Seasonal ice cream stands operate regularly under the takeout model. Their business hasn't capsized to quite the same extent as Buffalo's restaurants and bars.
At the Village Scoop in Lancaster, Adrian's Custard in Grand Island and Main Street Ice Cream in Hamburg, business is still far from normal; they forge ahead responsibly but cautiously, with the realization customers won't be coming in droves.
Typically, in early April, families emerge from winter slumbers as warm days become more frequent, eyeing ice cream stands for a treat. With the Covid-19 pandemic's restrictions in place, however, fewer venture out, and these stands have had to weigh whether opening is the right decision.
"We went back and forth," said Frank Vecere, one of three partners who owns the Village Scoop, at 318 Central Ave. "We wanted people to have somewhat of a normalcy in their life. Are we nervous? Sure, everyone's nervous. But we see kids come up and get ice cream and they're dancing to the music playing, and there's still some normalcy in the world."
Main Street Ice Cream owners Randy and Denise Fenton decided to bring back their April Fools Day special — maple bacon pancake was featured this year, for a dollar per scoop — to raise money for the Feed Hamburg initiative. The shop donated $50 to the cause.
All three have produced their own build-your-own sundae-at-home kit, and the Adrian's version ($25 for two pints of hard ice cream or soft serve, a choice of two sundae toppings, plus two of sprinkles, nuts or candies; and just $6 more for another pint of ice cream and whipped cream) has been a hit, with between 90 and 100 kits sold last week.
Owner ToniMarie Amantia encourages customers to call ahead (773-9242) for the sundae kit to ease the transaction; it's not available through DoorDash (although many of their hot foods and ice cream products are).
Main Street's kit ($13, two pints of chocolate and vanilla custard, chocolate sauce, rainbow sprinkles, chocolate crunch and one extra candy) had an added bonus, too, supporting new Hamburg business Haak's Cakes, which offered a free cookie with the purchase of a kit last weekend.
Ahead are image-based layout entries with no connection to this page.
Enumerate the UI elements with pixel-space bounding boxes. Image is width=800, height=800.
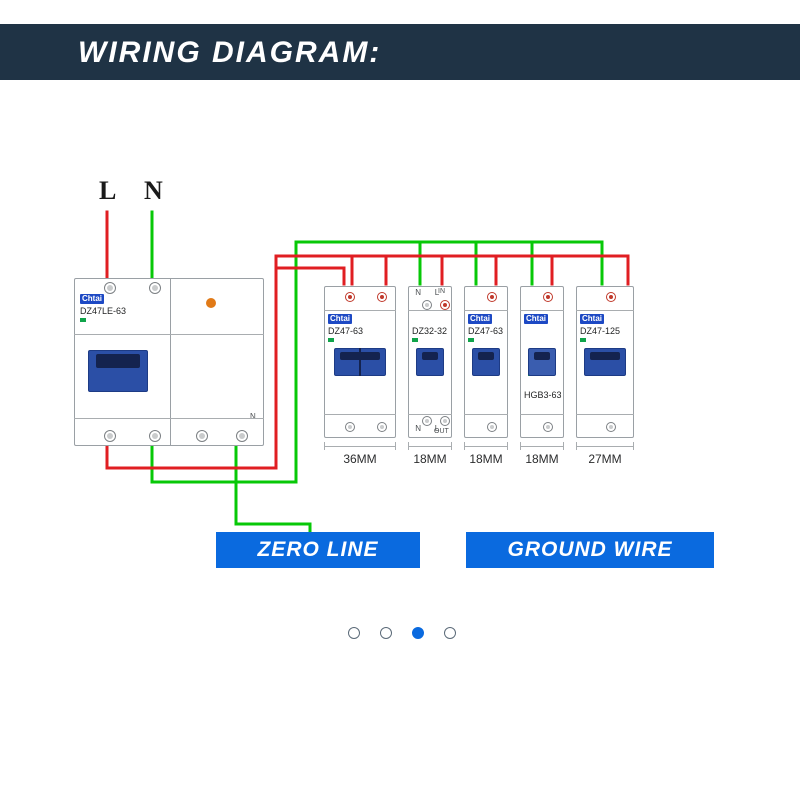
pager-dot[interactable] — [444, 627, 456, 639]
main-term-bot-0 — [104, 430, 116, 442]
pager-dot[interactable] — [348, 627, 360, 639]
main-term-bot-1 — [149, 430, 161, 442]
pager-dot[interactable] — [412, 627, 424, 639]
breaker-b3-brand: Chtai — [468, 314, 492, 324]
main-n-mark: N — [250, 412, 256, 421]
breaker-b5-width: 27MM — [576, 452, 634, 466]
main-ind-green — [80, 318, 86, 322]
breaker-b3-model: DZ47-63 — [468, 326, 503, 336]
breaker-b4-width: 18MM — [520, 452, 564, 466]
input-label-N: N — [144, 176, 163, 206]
main-orange-dot — [206, 298, 216, 308]
main-split — [170, 278, 171, 446]
breaker-b1-brand: Chtai — [328, 314, 352, 324]
breaker-b5-model: DZ47-125 — [580, 326, 620, 336]
breaker-b1-width: 36MM — [324, 452, 396, 466]
breaker-b4-brand: Chtai — [524, 314, 548, 324]
breaker-b5-brand: Chtai — [580, 314, 604, 324]
header-title: WIRING DIAGRAM: — [78, 36, 381, 70]
main-r-term-bot-1 — [236, 430, 248, 442]
ground-wire-tag: GROUND WIRE — [466, 532, 714, 568]
zero-line-tag: ZERO LINE — [216, 532, 420, 568]
breaker-b3-width: 18MM — [464, 452, 508, 466]
carousel-pager[interactable] — [348, 624, 462, 642]
main-model: DZ47LE-63 — [80, 306, 126, 316]
breaker-b1-model: DZ47-63 — [328, 326, 363, 336]
main-r-term-bot-0 — [196, 430, 208, 442]
main-brand: Chtai — [80, 294, 104, 304]
main-term-top-1 — [149, 282, 161, 294]
breaker-b2-width: 18MM — [408, 452, 452, 466]
breaker-b2-model: DZ32-32 — [412, 326, 447, 336]
pager-dot[interactable] — [380, 627, 392, 639]
main-term-top-0 — [104, 282, 116, 294]
input-label-L: L — [99, 176, 116, 206]
main-switch-lever — [96, 354, 140, 368]
breaker-b4-model: HGB3-63 — [524, 390, 562, 400]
For all of these shops, while products have changed creatively, the joyous atmospheres have been absent. In Lancaster, tables have been stacked on top of each other, cones placed 6 feet apart to form a line, service windows barely opened and the usual outdoor clamor — kids playing with a wooden train, jumping rope and scurrying about — forbidden.
"We're taking precautions — we're going crazy with precautions," added Vecere, a West Seneca native who's called Lancaster home for the last 16 years.
The Village Scoop has limited hours, from 5 to 8 p.m., and schedules only two employees per shift. One handles the barely cracked cash register window, wearing and frequently changing gloves after handling money, while the other is dedicated to making the product, to ensure only one other person, aside from the customer, comes in contact with each order.
By reducing the hours, Vecere estimated he's lost 80% of his business so far, but that's what's necessary to carry on. The owners are eager to give back, too, offering free small soft-serve cones to first responders and medical personnel last week, and essential employees, such as grocery store workers, beginning Monday.
The Fentons' Main Street Ice Cream, situated in the Village of Hamburg, has benefited from the #HamburgCurbside initiative, where there are designated parking spots on Main and Buffalo streets to customers ordering takeout from local businesses.
Adrian's, which moved across the street last summer and opened its first indoor sit-down area and bar, has reverted back to a service-window-only approach — the doors to get inside are locked — and Amantia is encouraging customers to call in orders to limit contact upon arrival; curbside pickup is available, too.